The photographer who captures a whole day in a single photo
Stephen Wilkes has found a very personal way to capture an entire day in a single photo. His extraordinary panoramas are created by taking thousands of photographs at famous locations, and then digitally stitching the best ones together into images depicting each scene from dawn to dusk.
Time becomes fluid, as hundreds of different people and animals — and their stories — merge to create single frames encompassing them all.
“This is not a time-lapse,” said Wilkes in a phone interview from Iceland, where he has been photographing melting icebergs for the series.
“I like to describe it as being a street photographer from 50 feet in the air. I see very specific moments and shoot them as time changes.”
For this shot of the Eiffel Tower and Champs de Mars in Paris, taken in 2014, Wilkes battled the elements for 18 hours to take photos from a 40-foot lift truck. Scroll through to see more images from “Day to Night.” Credit: © 2019 Stephen Wilkes
“I try to create photographs that are like windows — that give you almost a visceral experience. I really want you to feel like you’re standing here with me, looking at this. I want you to see the way I see,” said Wilkes, who likes to stage the photographs during momentous occasions, such as the Kumbh Mela Festival in India, a mass pilgrimage during which Hindus bathe in a sacred river, or the Palio in Siena, a medieval horse race that sends the Tuscan city into a frenzy.
“I look at time very much like a grid. Einstein described time as a fabric, and I kind of see it that way. I decide where day begins and night ends and I call that a ‘time vector.’ Once I’ve decided in what direction time is changing, I capture all those moments — sometimes I can take photographs for as long as 36 hours.”
The Serengeti National Park in Tanzania. Credit: © 2019 Stephen Wilkes
Once work on location is finished, the digital editing begins. “I come back home and then, on average, it takes me about a month to choose the best 50 moments of each day. Then I create what’s called a master plate, which is just a seamless scene that doesn’t have a lot of activity in it, but gives the sense of time changing through it. That allows me to take those 50 moments and blend them into the master plate, based on time.”
In this sense, Wilkes’ photos can be interpreted as the complete opposite of smartphone photography, which allows users to create panoramas in a matter of seconds.
“It’s a deep, deep study of a single place, in a world where the act of looking has become an endangered human experience, because we’re so fixated on these devices that we’re all carrying every day, every minute, every second — somebody’s texting you, emailing you, calling you, whatever it is, it’s a constant distraction.

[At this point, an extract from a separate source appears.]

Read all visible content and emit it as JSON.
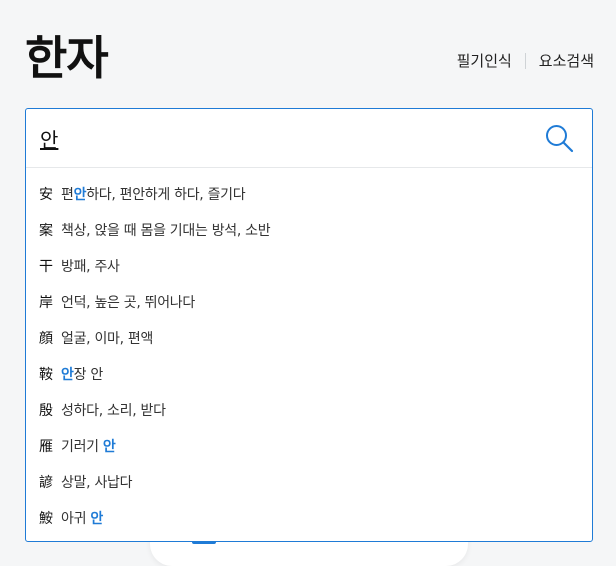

“For me, this is an antithesis of that experience. When people come and see my work in person, they spend time in the photograph, and get lost in the stories that are within them. That is the great joy I get from it.”
Wilkes photographed Stonehenge during a rare pagan wedding. Credit: © 2019 Stephen Wilkes
Inspiration for the series stretches back to 1996, when Wilkes was asked by Life magazine to produce a three-page gatefold photo on the set of Baz Luhrmann’s “Romeo + Juliet.” But when he arrived on set, he found that it was square, making it tricky to capture a panoramic image.
Wilkes then took a cue from artist David Hockney, who had recently published a book of collages in which he pasted multiple photos of the same scene together by hand. Wilkes took 250 images of the set — which included actors Claire Danes and Leonardo Di Caprio alongside other members of cast and crew — and joined them together to form a panoramic shot.
Stephen Wilkes on assignment for National Geographic at Bass Rock, Scotland, in 2017. Credit: © 2019 Stephen Wilkes
This paved the way for “Day to Night,” which has benefited from the subsequent arrival of powerful photo-editing software. But while Wilkes is aided by computers in post-production, he stresses that his on-location work is carried out the old-fashioned way.
“There is nothing automated about what I do, I work in the most traditional way,” he said. “Imagine hand-cocking the lens 2,000 times. That’s what I do,” he said.
“I stand and look for 24 to 36 hours. I just stop and look, and look, and look. It’s like meditation, almost.”
Top image: A field of tulips right before the harvest in Bergen, Netherlands.